Un sommet de mauvaise foi
Didier Deschamps choisit de fracasser l'arbitre au lieu de ses joueurs

Fâché; Didier Deschamps! Plutôt que de s'en prendre à ses joueurs, et en premier lieu à son fantomatique capitaine Kylian Mbappé, le sélectionneur des Bleus a choisi de critiquer... l'arbitre après la défaite de son équipe face à l'Espagne! Le sommet de la mauvaise foi.
Il fallait oser, Didier Deschamps l'a fait.
Photo: Getty Images

Didier Deschamps avait le choix s'il avait eu envie de critiquer ses joueurs après la défaite indiscutable (0-2) de son équipe face à l'Espagne en demi-finale de la Coupe du monde.
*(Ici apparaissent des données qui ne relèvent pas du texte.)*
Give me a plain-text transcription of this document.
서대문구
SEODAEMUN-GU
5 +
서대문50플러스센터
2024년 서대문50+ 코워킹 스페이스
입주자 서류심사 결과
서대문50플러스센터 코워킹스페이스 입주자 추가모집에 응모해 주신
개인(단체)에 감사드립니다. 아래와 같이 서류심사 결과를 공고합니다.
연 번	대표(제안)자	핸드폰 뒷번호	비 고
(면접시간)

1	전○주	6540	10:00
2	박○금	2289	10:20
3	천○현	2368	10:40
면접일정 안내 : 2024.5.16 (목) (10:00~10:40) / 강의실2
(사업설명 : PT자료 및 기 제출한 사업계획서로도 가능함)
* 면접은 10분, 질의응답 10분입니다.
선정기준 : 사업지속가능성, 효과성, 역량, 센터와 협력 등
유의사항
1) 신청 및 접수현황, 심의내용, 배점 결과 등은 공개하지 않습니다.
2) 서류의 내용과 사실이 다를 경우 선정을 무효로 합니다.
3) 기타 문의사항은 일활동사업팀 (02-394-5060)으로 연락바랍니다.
Il aurait pu s'en prendre à Michael Olise, à Lucas Digne, à Aurélien Tchouameni, à Ousmane Dembele, mais aussi, et en premier lieu, à son supposé leader, le fantomatique Kylian Mbappé, l'homme qui se montre décisif face à l'Irak ou au Maroc, mais jamais quand ça compte. Comme avec son club du Real Madrid, en somme.
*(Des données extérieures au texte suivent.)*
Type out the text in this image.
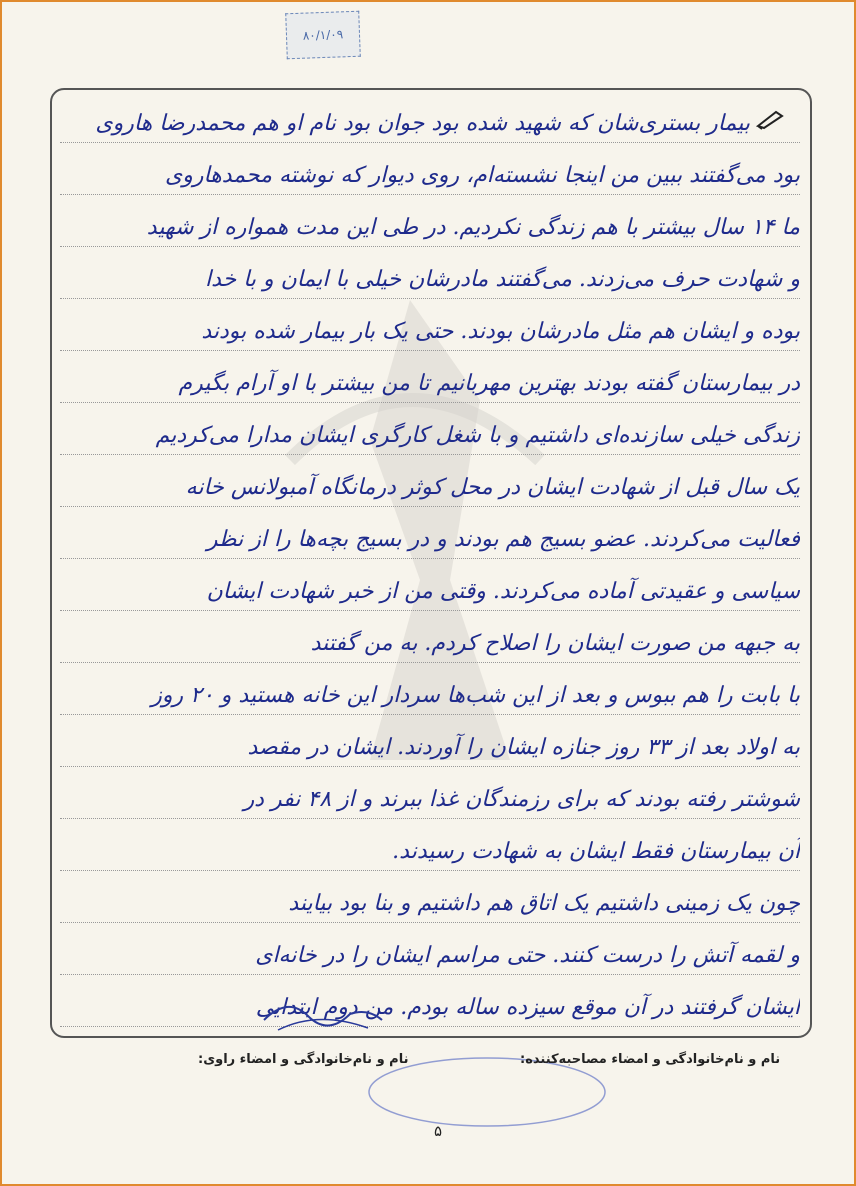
۸۰/۱/۰۹
بیمار بستری‌شان که شهید شده بود جوان بود نام او هم محمدرضا هاروی
بود می‌گفتند ببین من اینجا نشسته‌ام، روی دیوار که نوشته محمدهاروی
ما ۱۴ سال بیشتر با هم زندگی نکردیم. در طی این مدت همواره از شهید
و شهادت حرف می‌زدند. می‌گفتند مادرشان خیلی با ایمان و با خدا
بوده و ایشان هم مثل مادرشان بودند. حتی یک بار بیمار شده بودند
در بیمارستان گفته بودند بهترین مهربانیم تا من بیشتر با او آرام بگیرم
زندگی خیلی سازنده‌ای داشتیم و با شغل کارگری ایشان مدارا می‌کردیم
یک سال قبل از شهادت ایشان در محل کوثر درمانگاه آمبولانس خانه
فعالیت می‌کردند. عضو بسیج هم بودند و در بسیج بچه‌ها را از نظر
سیاسی و عقیدتی آماده می‌کردند. وقتی من از خبر شهادت ایشان
به جبهه من صورت ایشان را اصلاح کردم. به من گفتند
با بابت را هم ببوس و بعد از این شب‌ها سردار این خانه هستید و ۲۰ روز
به اولاد بعد از ۳۳ روز جنازه ایشان را آوردند. ایشان در مقصد
شوشتر رفته بودند که برای رزمندگان غذا ببرند و از ۴۸ نفر در
آن بیمارستان فقط ایشان به شهادت رسیدند.
چون یک زمینی داشتیم یک اتاق هم داشتیم و بنا بود بیایند
و لقمه آتش را درست کنند. حتی مراسم ایشان را در خانه‌ای
ایشان گرفتند در آن موقع سیزده ساله بودم. من دوم ابتدایی
نام و نام‌خانوادگی و امضاء مصاحبه‌کننده:
نام و نام‌خانوادگی و امضاء راوی:
۵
Mais le sélectionneur a préféré tomber sur une cible facile: l'arbitre, le Salvadorien Ivan Barton, lequel a pourtant largement été plus au niveau de cette demi-finale que ses joueurs. «Est-ce que l'arbitre a le niveau pour arbitrer une demi-finale de Coupe du monde? Je ne vais pas y répondre. Ce n'est pas parce qu'on a perdu que je dis ça. Il y a eu pas mal de situations, souvent en défaveur aussi, mais la première raison c'est forcément parce qu'on a été un peu en-dessous et moins dangereux offensivement qu'on aurait pu l'être avec quelques erreurs techniques, des passes qui auraient pu amener des situations, des occasions», a-t-il osé déclarer, dans un sommet hallucinant de mauvaise foi.
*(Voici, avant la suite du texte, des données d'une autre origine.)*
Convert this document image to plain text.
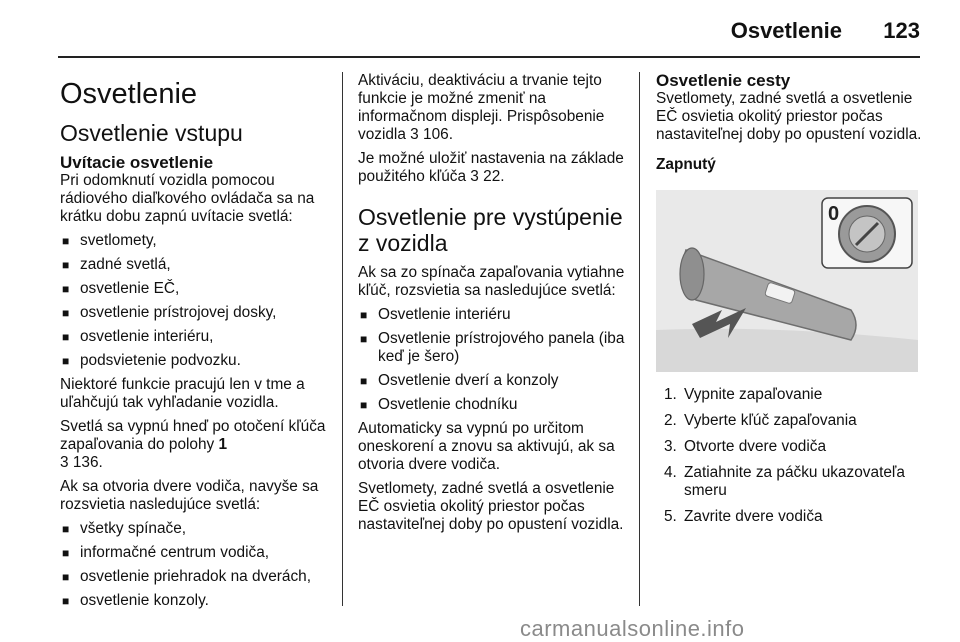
Osvetlenie 123
Osvetlenie
Osvetlenie vstupu
Uvítacie osvetlenie

Pri odomknutí vozidla pomocou rádiového diaľkového ovládača sa na krátku dobu zapnú uvítacie svetlá:

■ svetlomety,
■ zadné svetlá,
■ osvetlenie EČ,
■ osvetlenie prístrojovej dosky,
■ osvetlenie interiéru,
■ podsvietenie podvozku.

Niektoré funkcie pracujú len v tme a uľahčujú tak vyhľadanie vozidla.

Svetlá sa vypnú hneď po otočení kľúča zapaľovania do polohy 1
3 136.

Ak sa otvoria dvere vodiča, navyše sa rozsvietia nasledujúce svetlá:

■ všetky spínače,
■ informačné centrum vodiča,
■ osvetlenie priehradok na dverách,
■ osvetlenie konzoly.

Aktiváciu, deaktiváciu a trvanie tejto funkcie je možné zmeniť na informačnom displeji. Prispôsobenie vozidla 3 106.

Je možné uložiť nastavenia na základe použitého kľúča 3 22.

Osvetlenie pre vystúpenie z vozidla

Ak sa zo spínača zapaľovania vytiahne kľúč, rozsvietia sa nasledujúce svetlá:

■ Osvetlenie interiéru
■ Osvetlenie prístrojového panela (iba keď je šero)
■ Osvetlenie dverí a konzoly
■ Osvetlenie chodníku

Automaticky sa vypnú po určitom oneskorení a znovu sa aktivujú, ak sa otvoria dvere vodiča.

Svetlomety, zadné svetlá a osvetlenie EČ osvietia okolitý priestor počas nastaviteľnej doby po opustení vozidla.

Osvetlenie cesty

Svetlomety, zadné svetlá a osvetlenie EČ osvietia okolitý priestor počas nastaviteľnej doby po opustení vozidla.

Zapnutý

0
1. Vypnite zapaľovanie
2. Vyberte kľúč zapaľovania
3. Otvorte dvere vodiča
4. Zatiahnite za páčku ukazovateľa smeru
5. Zavrite dvere vodiča
carmanualsonline.info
«On avait beaucoup d'ambition»

Il faut «reconnaître qu'aujourd'hui on a été un ton en-dessous», a cependant reconnu (et heureusement) le sélectionneur.

«Il y a beaucoup de déception. Les joueurs sont anéantis parce qu'on avait beaucoup d'ambition, même s'il faut être aussi logique et reconnaître qu'aujourd'hui on a été un ton en dessous sur le plan technique face à une équipe qui a bien maîtrisé son sujet et plus. Mais c'est d'abord de notre faute, je veux pas accuser qui que ce soit», a ajouté Didier Deschamps, comme toujours très (trop?) protecteur de ses joueurs.